ここからなのか、【緑】は皮を剥ぎ取った時の竹の色、そんな色をした「糸」のことだとか。

こんな【緑】(みどり)、どうも平安時代からが登場したようだ。
そして現代では「赤・青・緑」、光の三原色の一つだ。

だが、この【緑】…実にややこしい事態となっているのだ。
代表例が信号機。
そこには赤と青と黄がある。

だが英語では、この「青」はあくまでも「グリーン」なのだ。「ブルー」とは決して呼ばないし、「青」は現存しない。
英語で「ブルー」は、憂鬱という意味合いがある。
安全だから前へ進め! それが憂鬱な「青」では困る。
安心して進んでもOK、それはあくまでも「グリーン」、つまり【緑】なのだ。
国際規格でも交通信号は【緑】・黄・赤と決まっている。

それでも日本の信号では…「青」と呼ばれている。
ならば実際に、それは青色か?

これがまた複雑で、「青」でもないし、そして決して【緑】でもない。

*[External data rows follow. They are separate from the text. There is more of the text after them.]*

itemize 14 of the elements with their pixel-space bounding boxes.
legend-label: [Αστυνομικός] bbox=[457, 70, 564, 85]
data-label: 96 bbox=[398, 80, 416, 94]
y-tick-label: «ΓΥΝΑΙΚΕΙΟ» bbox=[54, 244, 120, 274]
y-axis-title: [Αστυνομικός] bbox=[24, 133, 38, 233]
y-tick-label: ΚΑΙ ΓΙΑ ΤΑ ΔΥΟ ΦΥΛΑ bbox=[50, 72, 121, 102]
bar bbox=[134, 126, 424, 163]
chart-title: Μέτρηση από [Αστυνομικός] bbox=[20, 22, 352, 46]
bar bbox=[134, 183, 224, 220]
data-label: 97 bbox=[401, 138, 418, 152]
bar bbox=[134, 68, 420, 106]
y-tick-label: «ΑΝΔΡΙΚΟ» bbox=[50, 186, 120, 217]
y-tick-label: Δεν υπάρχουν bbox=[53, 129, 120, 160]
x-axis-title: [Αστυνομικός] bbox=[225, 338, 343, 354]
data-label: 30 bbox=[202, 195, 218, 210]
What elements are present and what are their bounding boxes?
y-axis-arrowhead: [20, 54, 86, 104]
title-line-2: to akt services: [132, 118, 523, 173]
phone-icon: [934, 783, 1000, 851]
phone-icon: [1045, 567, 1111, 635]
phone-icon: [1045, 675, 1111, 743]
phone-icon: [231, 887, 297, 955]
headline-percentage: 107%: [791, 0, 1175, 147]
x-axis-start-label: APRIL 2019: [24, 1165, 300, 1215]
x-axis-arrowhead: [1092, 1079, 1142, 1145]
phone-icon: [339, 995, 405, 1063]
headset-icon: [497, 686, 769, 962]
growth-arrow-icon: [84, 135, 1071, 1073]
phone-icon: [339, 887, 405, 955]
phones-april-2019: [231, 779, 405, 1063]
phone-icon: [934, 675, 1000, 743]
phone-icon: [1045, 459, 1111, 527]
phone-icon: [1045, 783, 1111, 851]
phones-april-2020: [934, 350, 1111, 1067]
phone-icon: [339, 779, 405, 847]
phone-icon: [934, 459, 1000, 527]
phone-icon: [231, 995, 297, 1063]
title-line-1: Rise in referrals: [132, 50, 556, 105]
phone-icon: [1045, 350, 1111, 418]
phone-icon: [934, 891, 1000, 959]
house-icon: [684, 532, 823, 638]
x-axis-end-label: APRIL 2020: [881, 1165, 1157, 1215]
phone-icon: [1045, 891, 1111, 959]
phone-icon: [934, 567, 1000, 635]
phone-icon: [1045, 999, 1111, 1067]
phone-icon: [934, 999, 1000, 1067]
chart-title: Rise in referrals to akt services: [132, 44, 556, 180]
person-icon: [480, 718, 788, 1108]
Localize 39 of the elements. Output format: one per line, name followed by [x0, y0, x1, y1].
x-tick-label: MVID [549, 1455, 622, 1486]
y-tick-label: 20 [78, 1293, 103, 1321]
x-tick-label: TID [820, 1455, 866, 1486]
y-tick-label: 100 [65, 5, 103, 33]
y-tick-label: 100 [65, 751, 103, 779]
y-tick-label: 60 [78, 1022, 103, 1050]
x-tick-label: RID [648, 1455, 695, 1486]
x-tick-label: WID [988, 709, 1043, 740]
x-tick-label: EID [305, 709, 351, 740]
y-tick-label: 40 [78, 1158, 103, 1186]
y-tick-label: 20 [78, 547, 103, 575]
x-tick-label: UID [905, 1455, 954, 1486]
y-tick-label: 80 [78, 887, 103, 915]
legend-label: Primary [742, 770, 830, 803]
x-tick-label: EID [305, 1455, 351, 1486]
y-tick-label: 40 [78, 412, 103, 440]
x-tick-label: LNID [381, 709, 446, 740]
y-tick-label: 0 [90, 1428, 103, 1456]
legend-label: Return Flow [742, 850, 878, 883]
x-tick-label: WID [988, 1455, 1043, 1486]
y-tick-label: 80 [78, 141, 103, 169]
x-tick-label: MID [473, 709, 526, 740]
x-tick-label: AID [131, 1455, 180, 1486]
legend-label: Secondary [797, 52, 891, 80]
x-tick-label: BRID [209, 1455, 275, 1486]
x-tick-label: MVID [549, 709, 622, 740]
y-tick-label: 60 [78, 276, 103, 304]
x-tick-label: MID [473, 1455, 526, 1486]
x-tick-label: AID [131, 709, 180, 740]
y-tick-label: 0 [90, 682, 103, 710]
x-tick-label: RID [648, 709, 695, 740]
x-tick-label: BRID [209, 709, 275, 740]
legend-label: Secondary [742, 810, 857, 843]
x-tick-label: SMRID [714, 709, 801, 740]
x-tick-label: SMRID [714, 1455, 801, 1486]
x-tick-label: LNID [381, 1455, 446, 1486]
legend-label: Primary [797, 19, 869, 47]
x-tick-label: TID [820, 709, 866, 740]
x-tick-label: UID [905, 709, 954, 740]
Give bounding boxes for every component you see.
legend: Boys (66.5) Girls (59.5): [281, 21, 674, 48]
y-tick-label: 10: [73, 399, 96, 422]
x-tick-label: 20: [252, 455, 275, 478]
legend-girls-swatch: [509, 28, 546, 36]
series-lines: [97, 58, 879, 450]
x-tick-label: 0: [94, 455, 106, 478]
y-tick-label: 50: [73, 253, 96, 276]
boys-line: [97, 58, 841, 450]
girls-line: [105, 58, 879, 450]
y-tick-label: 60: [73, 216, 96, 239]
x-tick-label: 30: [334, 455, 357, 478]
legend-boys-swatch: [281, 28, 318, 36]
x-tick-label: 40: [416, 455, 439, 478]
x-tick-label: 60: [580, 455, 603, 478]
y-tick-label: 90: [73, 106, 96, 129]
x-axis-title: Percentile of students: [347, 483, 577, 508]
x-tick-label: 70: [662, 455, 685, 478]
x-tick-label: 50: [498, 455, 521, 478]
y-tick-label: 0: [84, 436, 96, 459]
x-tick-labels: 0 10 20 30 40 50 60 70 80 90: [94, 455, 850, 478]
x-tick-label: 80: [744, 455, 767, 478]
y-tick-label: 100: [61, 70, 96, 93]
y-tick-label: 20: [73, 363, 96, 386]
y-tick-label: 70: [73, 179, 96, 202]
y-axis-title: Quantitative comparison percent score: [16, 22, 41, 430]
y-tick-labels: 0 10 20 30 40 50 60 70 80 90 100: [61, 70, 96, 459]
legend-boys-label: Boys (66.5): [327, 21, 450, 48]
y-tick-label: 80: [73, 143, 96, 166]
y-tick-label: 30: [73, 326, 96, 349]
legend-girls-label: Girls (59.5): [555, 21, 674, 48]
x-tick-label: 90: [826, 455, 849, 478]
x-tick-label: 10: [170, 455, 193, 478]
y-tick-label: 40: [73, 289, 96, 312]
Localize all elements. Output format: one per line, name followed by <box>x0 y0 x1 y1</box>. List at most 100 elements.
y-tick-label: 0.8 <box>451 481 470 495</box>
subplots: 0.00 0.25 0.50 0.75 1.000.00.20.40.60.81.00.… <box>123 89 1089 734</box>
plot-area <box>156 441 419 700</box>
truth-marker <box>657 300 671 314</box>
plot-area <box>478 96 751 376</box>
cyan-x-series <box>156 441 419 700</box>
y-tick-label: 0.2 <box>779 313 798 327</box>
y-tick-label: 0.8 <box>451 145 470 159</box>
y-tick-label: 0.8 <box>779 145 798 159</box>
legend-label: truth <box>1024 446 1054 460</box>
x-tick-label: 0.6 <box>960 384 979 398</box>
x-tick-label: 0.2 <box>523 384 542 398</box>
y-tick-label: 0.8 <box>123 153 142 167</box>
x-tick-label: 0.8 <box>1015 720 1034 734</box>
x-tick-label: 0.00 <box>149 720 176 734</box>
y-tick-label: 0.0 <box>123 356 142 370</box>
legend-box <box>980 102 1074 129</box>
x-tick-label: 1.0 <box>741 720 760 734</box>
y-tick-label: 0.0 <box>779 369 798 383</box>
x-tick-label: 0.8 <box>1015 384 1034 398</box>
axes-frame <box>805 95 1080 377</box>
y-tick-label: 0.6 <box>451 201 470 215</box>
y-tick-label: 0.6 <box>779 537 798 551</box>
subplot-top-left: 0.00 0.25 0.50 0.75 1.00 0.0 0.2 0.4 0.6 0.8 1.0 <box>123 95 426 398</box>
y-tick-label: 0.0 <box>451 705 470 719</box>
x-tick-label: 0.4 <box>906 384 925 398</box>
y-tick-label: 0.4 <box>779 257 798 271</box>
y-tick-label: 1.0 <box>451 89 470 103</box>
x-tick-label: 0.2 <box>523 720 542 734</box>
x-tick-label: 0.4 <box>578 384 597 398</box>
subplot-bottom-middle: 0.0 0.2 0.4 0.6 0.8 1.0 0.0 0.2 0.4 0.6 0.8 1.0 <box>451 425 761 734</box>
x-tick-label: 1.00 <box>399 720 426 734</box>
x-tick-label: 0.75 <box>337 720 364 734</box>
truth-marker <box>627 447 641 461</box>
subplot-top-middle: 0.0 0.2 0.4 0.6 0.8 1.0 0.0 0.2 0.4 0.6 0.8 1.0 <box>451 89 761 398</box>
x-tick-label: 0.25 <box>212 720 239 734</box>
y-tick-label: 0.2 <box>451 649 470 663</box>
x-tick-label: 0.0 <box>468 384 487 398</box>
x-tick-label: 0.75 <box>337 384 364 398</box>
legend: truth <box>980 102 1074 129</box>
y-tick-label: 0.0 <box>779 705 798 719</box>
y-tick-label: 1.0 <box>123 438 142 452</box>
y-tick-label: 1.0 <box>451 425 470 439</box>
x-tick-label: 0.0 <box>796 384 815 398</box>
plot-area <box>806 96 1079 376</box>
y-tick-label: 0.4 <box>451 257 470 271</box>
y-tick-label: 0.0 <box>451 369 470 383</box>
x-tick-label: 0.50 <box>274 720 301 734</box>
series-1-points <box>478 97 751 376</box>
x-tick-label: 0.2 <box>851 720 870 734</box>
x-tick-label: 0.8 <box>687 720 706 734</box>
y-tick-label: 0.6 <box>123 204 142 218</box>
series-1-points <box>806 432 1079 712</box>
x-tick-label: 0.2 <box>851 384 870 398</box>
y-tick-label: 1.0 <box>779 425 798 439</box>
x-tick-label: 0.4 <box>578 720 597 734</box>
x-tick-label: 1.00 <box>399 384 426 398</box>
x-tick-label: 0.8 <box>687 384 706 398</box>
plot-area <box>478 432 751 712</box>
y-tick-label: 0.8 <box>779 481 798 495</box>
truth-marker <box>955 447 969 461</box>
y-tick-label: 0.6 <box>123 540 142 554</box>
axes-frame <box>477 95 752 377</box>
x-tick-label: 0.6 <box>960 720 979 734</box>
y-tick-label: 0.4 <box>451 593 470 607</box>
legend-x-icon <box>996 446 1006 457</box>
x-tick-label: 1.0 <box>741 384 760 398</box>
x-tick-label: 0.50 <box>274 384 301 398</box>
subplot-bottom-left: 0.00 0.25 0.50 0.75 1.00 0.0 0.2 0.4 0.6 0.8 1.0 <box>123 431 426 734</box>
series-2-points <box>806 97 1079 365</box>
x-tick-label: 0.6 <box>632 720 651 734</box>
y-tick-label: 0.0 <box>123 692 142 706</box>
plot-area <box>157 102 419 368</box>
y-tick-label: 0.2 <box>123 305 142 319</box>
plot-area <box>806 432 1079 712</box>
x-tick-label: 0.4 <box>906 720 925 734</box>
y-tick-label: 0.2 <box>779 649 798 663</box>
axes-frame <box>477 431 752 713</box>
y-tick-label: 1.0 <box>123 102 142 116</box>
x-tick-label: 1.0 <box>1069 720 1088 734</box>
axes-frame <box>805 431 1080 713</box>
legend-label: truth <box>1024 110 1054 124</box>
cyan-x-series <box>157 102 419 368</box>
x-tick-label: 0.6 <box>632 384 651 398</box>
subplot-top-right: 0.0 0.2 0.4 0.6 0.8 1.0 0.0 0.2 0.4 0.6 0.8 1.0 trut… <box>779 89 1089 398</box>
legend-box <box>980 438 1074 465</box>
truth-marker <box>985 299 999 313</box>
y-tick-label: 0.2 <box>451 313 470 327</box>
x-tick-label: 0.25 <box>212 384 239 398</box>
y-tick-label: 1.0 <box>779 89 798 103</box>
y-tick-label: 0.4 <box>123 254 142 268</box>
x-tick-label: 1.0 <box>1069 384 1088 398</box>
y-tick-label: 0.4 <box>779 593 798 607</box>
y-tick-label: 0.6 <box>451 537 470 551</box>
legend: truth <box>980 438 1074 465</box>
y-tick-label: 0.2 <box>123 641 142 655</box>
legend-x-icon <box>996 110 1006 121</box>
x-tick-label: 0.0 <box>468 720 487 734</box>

いわゆる「青緑色」という範疇(はんちゆう)。
なぜこうなってしまったのだろうか?
これがまた曖昧(あいまい)で、理由がはっきりしない。

また他に、日本では、ちょっと危なっかしい未熟者を「青二才」と呼ぶ。
これが英語では、「He is still green.」…つまり、ヤツは【緑】だと言う。

さらにだ。日本では…【緑】の黒髪…なんちゃって。
一体これは、どやねん!  と、思わず叫びたくなる。

ことほど左様に、【緑】という漢字…「糸」だけに縺(もつ)れてるようだ。